La Preghiera, secondo me

    0
    44

    Caro direttore, mi chiamo Luciano Busca, ho 53 anni e sono il segretario del nostro Gruppo; lo sono dal 1982, quando mi congedai, e le scrivo a proposito del suo editoriale di ottobre e del dibattuto tema della nostra Preghiera.

    Penso di essere l’unico, del mio Gruppo, che sa la Preghiera a memoria; tante volte l’ho recitata in occasione delle nostre feste o per un nostro defunto; e tante volte l’ho recitata da solo, commuovendomi davanti ad un monumento, una lapide, un qualcosa che ricordasse quei nostri figli e fratelli caduti per causa della guerra. Come la recito? La recito da sempre sostituendo “rendi forti le nostre armi” con “rendici forti”; ma se devo passare il foglio ad un altro alpino allora gli do la versione originale. Se mi chiedono di recitare la Preghiera, avverto sempre che non parlerò di armi; e una sola volta allora mi è stato detto: «No, troviamo un altro». Mi creda, dentro di me mi sono dibattuto, mi sono confrontato in molte occasioni, ho “macerato questo nodo”… e ho deciso che proseguirò così. “Rendici forti contro chiunque minacci la nostra Patria, la nostra Bandiera, la nostra millenaria civiltà cristiana”; e questo vorrei si recitasse un giorno, per me. Un forte abbraccio, grazie per tutto.
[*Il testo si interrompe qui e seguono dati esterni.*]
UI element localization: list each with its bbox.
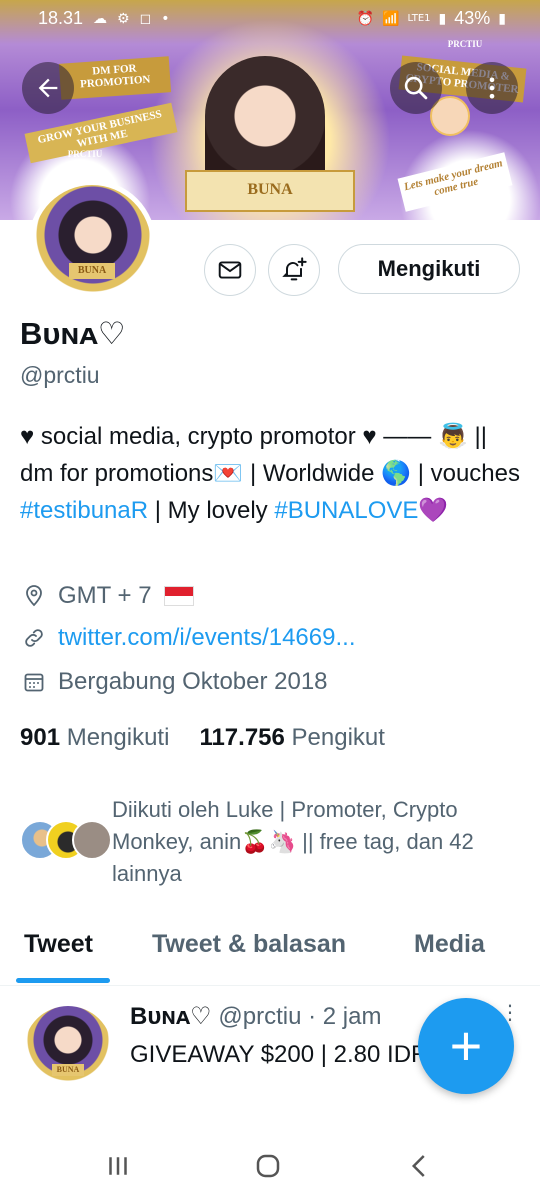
instagram-icon: ◻ (139, 10, 152, 27)
home-button[interactable] (248, 1146, 288, 1186)
url-row: twitter.com/i/events/14669... (20, 624, 355, 652)
wifi-icon: 📶 (382, 10, 400, 27)
search-icon (404, 76, 428, 100)
message-button[interactable] (204, 244, 256, 296)
avatar-image: BUNA (33, 185, 151, 303)
avatar-label: BUNA (69, 263, 115, 279)
display-name: Bᴜɴᴀ♡ (20, 316, 126, 351)
gear-notification-icon: ⚙ (117, 10, 130, 27)
tweet-header: Bᴜɴᴀ♡ @prctiu · 2 jam (130, 1002, 381, 1031)
alarm-icon: ⏰ (356, 10, 375, 27)
profile-url-link[interactable]: twitter.com/i/events/14669... (58, 624, 355, 652)
mutual-avatars (20, 820, 112, 860)
banner-tag-left: PRCTIU (67, 149, 103, 159)
weather-icon: ☁ (93, 10, 108, 27)
bio-text: | vouches (411, 460, 520, 487)
back-button[interactable] (22, 62, 74, 114)
hashtag-testibunar[interactable]: #testibunaR (20, 497, 148, 524)
status-bar: 18.31 ☁ ⚙ ◻ • ⏰ 📶 LTE1 ▮ 43% ▮ (0, 0, 540, 38)
calendar-icon (20, 668, 48, 696)
banner-tag: PRCTIU (447, 39, 483, 49)
chevron-left-icon (411, 1155, 425, 1177)
notifications-button[interactable] (268, 244, 320, 296)
profile-avatar[interactable]: BUNA (28, 180, 156, 308)
tab-media[interactable]: Media (414, 930, 485, 959)
dot-icon: • (161, 10, 170, 27)
handle: @prctiu (20, 362, 100, 388)
arrow-left-icon (38, 78, 58, 98)
follow-stats: 901 Mengikuti 117.756 Pengikut (20, 724, 385, 752)
bio-text: | Worldwide (243, 460, 382, 487)
following-count: 901 (20, 724, 61, 751)
tweet-author-meta: @prctiu · 2 jam (211, 1003, 382, 1030)
followers-label: Pengikut (291, 724, 385, 751)
system-back-button[interactable] (400, 1146, 440, 1186)
followers-count: 117.756 (199, 724, 285, 751)
more-options-button[interactable] (466, 62, 518, 114)
banner-ribbon-dm: DM FOR PROMOTION (58, 56, 172, 100)
compose-tweet-button[interactable]: + (418, 998, 514, 1094)
location-text: GMT + 7 (58, 582, 152, 609)
banner-nameplate: BUNA (185, 170, 355, 212)
globe-emoji: 🌎 (381, 459, 412, 487)
recents-button[interactable] (98, 1146, 138, 1186)
following-button[interactable]: Mengikuti (338, 244, 520, 294)
bio: ♥ social media, crypto promotor ♥ —— 👼 |… (20, 418, 520, 529)
following-label: Mengikuti (66, 724, 170, 751)
bell-plus-icon (282, 257, 307, 281)
signal-icon: ▮ (438, 10, 447, 27)
search-button[interactable] (390, 62, 442, 114)
followed-by-text: Diikuti oleh Luke | Promoter, Crypto Mon… (112, 797, 474, 886)
location-row: GMT + 7 (20, 582, 194, 610)
hashtag-bunalove[interactable]: #BUNALOVE (274, 497, 418, 524)
bio-text: ♥ social media, crypto promotor ♥ —— (20, 423, 438, 450)
tweet-author-name: Bᴜɴᴀ♡ (130, 1003, 212, 1030)
followers-stat[interactable]: 117.756 Pengikut (199, 724, 385, 752)
join-date-row: Bergabung Oktober 2018 (20, 668, 328, 696)
recents-icon (109, 1157, 127, 1175)
angel-emoji: 👼 (437, 422, 468, 450)
tweet-avatar[interactable]: BUNA (24, 1006, 112, 1094)
bio-text: | My lovely (148, 497, 275, 524)
active-tab-indicator (16, 978, 110, 983)
status-time: 18.31 (38, 8, 84, 28)
battery-level: 43% (454, 8, 491, 28)
tweet-avatar-label: BUNA (52, 1064, 84, 1076)
avatar (72, 820, 112, 860)
battery-icon: ▮ (498, 10, 506, 27)
love-letter-emoji: 💌 (213, 459, 244, 487)
link-icon (20, 624, 48, 652)
purple-heart-emoji: 💜 (418, 496, 449, 524)
home-icon (256, 1154, 280, 1178)
tab-tweet[interactable]: Tweet (24, 930, 93, 959)
indonesia-flag-icon (163, 586, 194, 606)
join-date-text: Bergabung Oktober 2018 (58, 668, 328, 695)
tab-tweet-replies[interactable]: Tweet & balasan (152, 930, 346, 959)
following-stat[interactable]: 901 Mengikuti (20, 724, 169, 752)
profile-tabs: Tweet Tweet & balasan Media (0, 920, 540, 986)
android-navigation-bar (0, 1130, 540, 1200)
more-vertical-icon (489, 77, 495, 99)
network-label: LTE1 (407, 13, 431, 24)
envelope-icon (218, 261, 242, 279)
location-pin-icon (20, 582, 48, 610)
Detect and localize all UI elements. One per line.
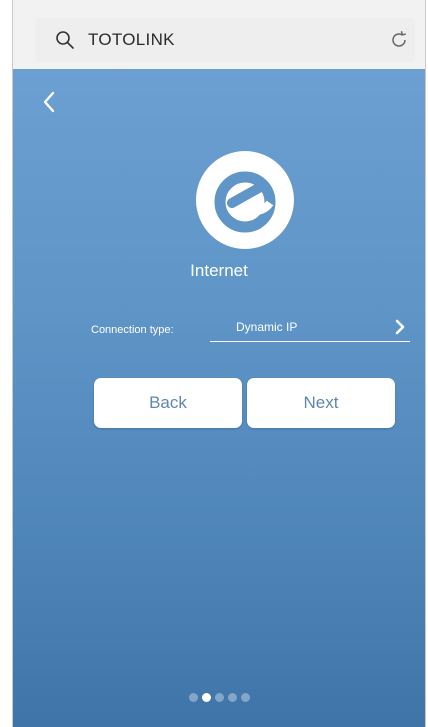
page-dot — [214, 693, 224, 702]
chevron-right-icon — [394, 319, 406, 335]
chevron-left-icon[interactable] — [41, 89, 59, 115]
setup-screen: Internet Connection type: Dynamic IP Bac… — [13, 69, 425, 727]
page-dot — [240, 693, 250, 702]
page-dot — [188, 693, 198, 702]
page-indicator — [13, 693, 425, 702]
back-button[interactable]: Back — [94, 378, 242, 428]
phone-frame: TOTOLINK Internet Connection type: Dynam… — [12, 0, 426, 727]
browser-bar: TOTOLINK — [13, 0, 425, 69]
next-button[interactable]: Next — [247, 378, 395, 428]
connection-type-label: Connection type: — [91, 324, 174, 336]
search-icon — [55, 30, 75, 50]
page-dot-active — [201, 693, 211, 702]
internet-e-icon — [196, 151, 294, 249]
page-dot — [227, 693, 237, 702]
connection-type-select[interactable]: Dynamic IP — [210, 315, 410, 342]
url-text: TOTOLINK — [88, 30, 175, 49]
connection-type-value: Dynamic IP — [236, 320, 298, 334]
url-field[interactable]: TOTOLINK — [35, 18, 415, 62]
reload-icon[interactable] — [389, 30, 409, 50]
page-title: Internet — [190, 261, 248, 280]
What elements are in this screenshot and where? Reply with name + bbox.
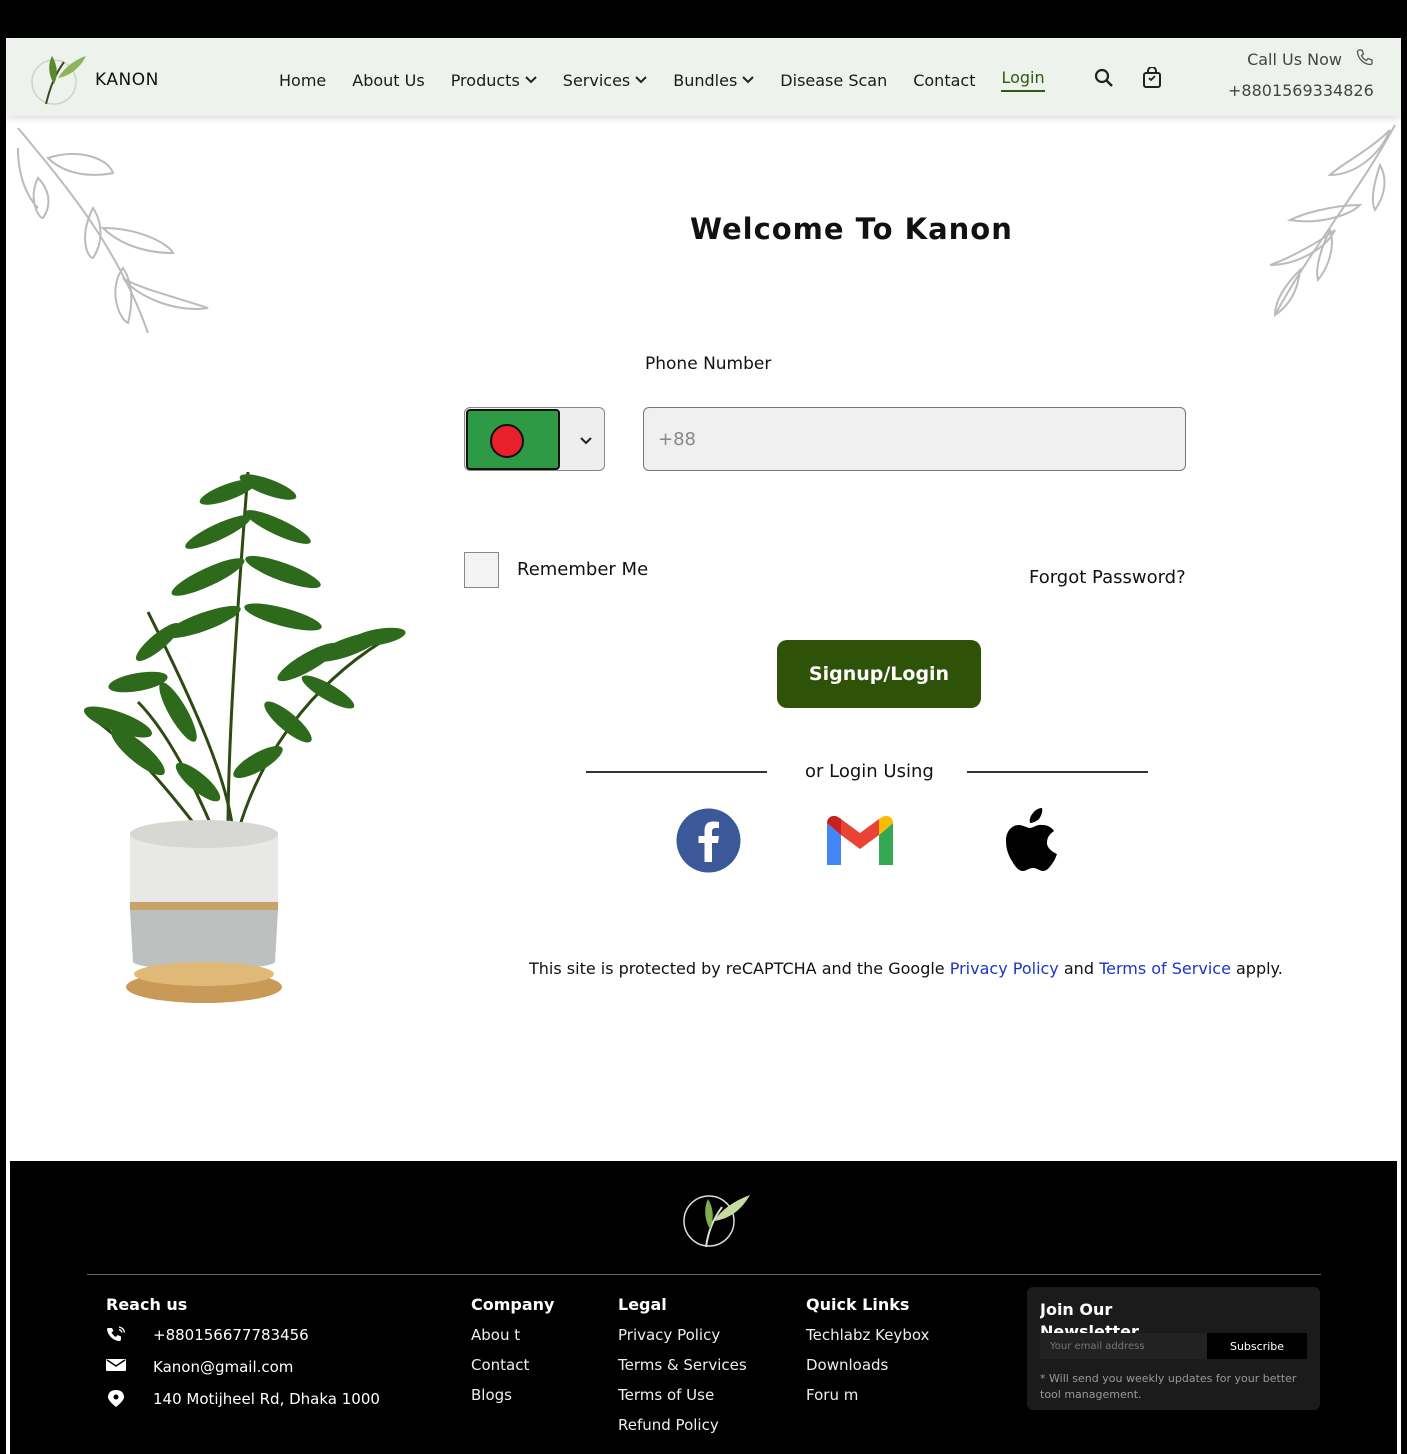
phone-icon	[1356, 48, 1374, 70]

    Luciano Busca – Lequio Berra (Cuneo)

    Caro Luciano, apprezzo la tua sensibilità d’animo e la delicatezza con cui proponi, senza imporre. Capisco anche che le parole hanno un valore performativo, oltre che informativo. Hanno, cioè, la capacità di creare mentalità. Ciò premesso sai che non sarà mai l’Ana ad usare le armi per difendere il Paese. Non le abbiamo e non è il nostro compito. Ma se dovessimo essere aggrediti, se il terrorismo entrasse di prepotenza nelle nostre case, credi che potremo risolvere il problema con gli schioppetti di sambuco? E poi, detto senza polemica, cosa vuol dire rendici forti? Forti in che modo?